The isolated living spaces of laboratory mice, especially those born with no exposure to bacteria, are a far cry from the way people actually live, whether home is in the suburbs of the American Midwest, the urban slums of Dhaka, Bangladesh, or the rural villages of Malawi. Nevertheless, studies of such mice — and the human gut bacteria they are given — have shed light on two of the major public health crises of our time — obesity and childhood malnutrition.
Spearheading efforts to understand the human gut microbiome is renowned researcher Jeffrey I. Gordon, MD, of Washington University School of Medicine in St. Louis. Gordon has been called the father of this field as well as, arguably, the most influential human microbiome scientist working today. Along with talented students and colleagues, Gordon has harnessed the power of speciaized mouse models to study the microbial communities that colonize the human gut. Over the past 20 years, this work has revolutionized our understanding of human biology, implicating the gut’s microbial residents in orchestrating healthy growth and development when these communities work well, and in causing disease when they do not.
Gordon, the Dr. Robert J. Glaser Distinguished University Professor, directs the School of Medicine’s Center for Genome Sciences and Systems Biology.
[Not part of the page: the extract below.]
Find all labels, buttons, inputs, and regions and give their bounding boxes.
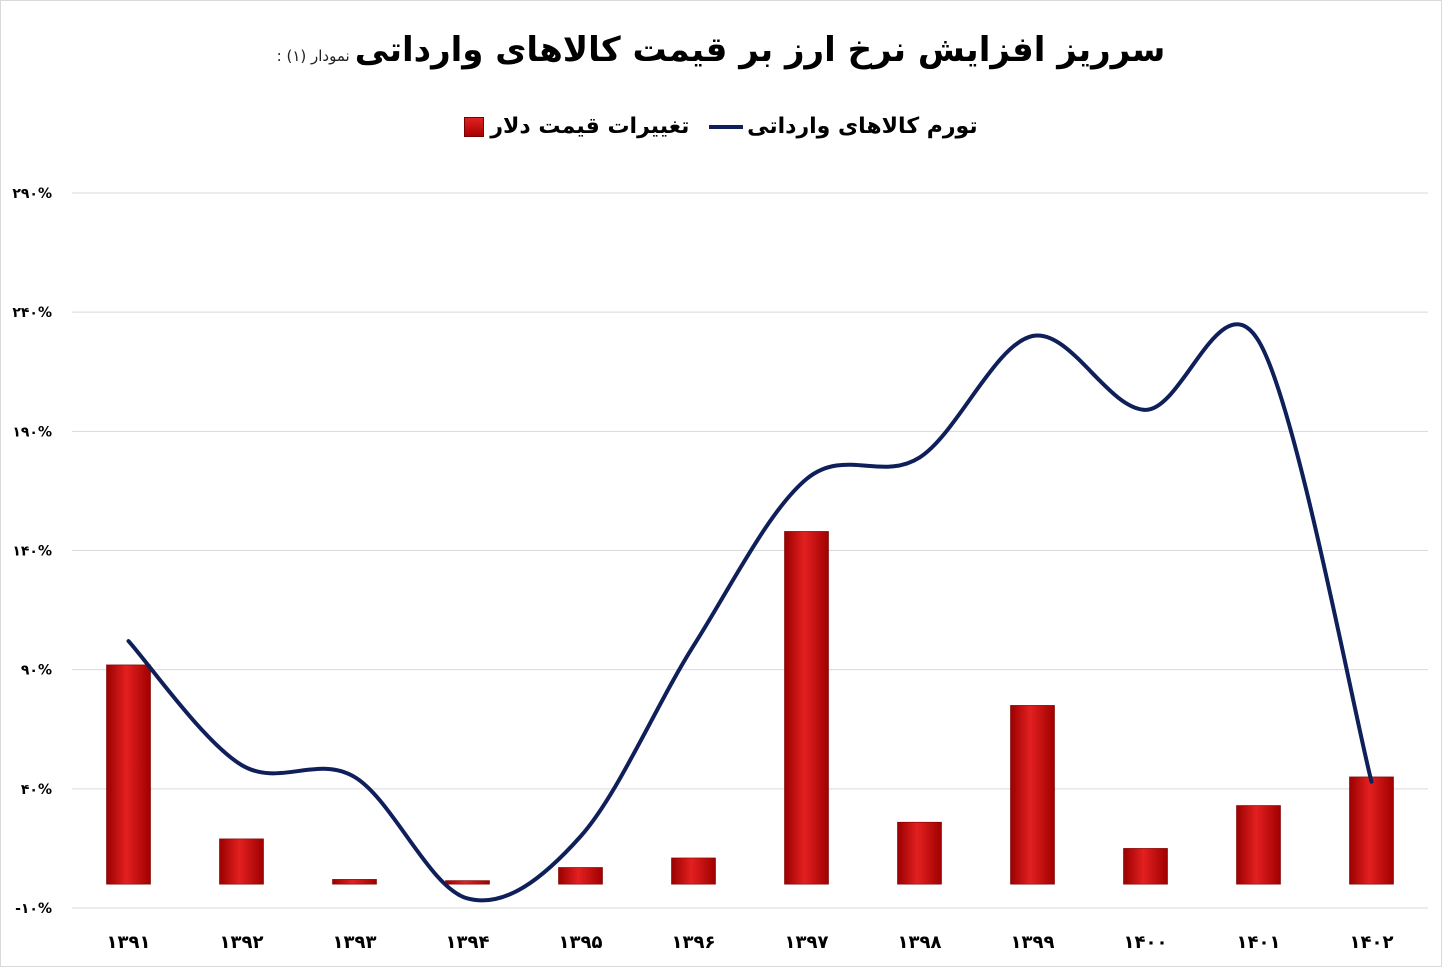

Over more than two decades, Gordon’s research has evolved from studying gut development from a human perspective to demonstrating that the human gut and its resident bacteria can’t be understood in isolation. Gordon often speaks of the gut’s nonhuman residents — the microbiota — as a microbial organ. Like the body’s other organs, Gordon has shown, the microbiota performs specific and vital functions. Without healthy development of the tens of trillions of microbes that make up this organ, the human gut does not work as it should. And this may have lifelong consequences.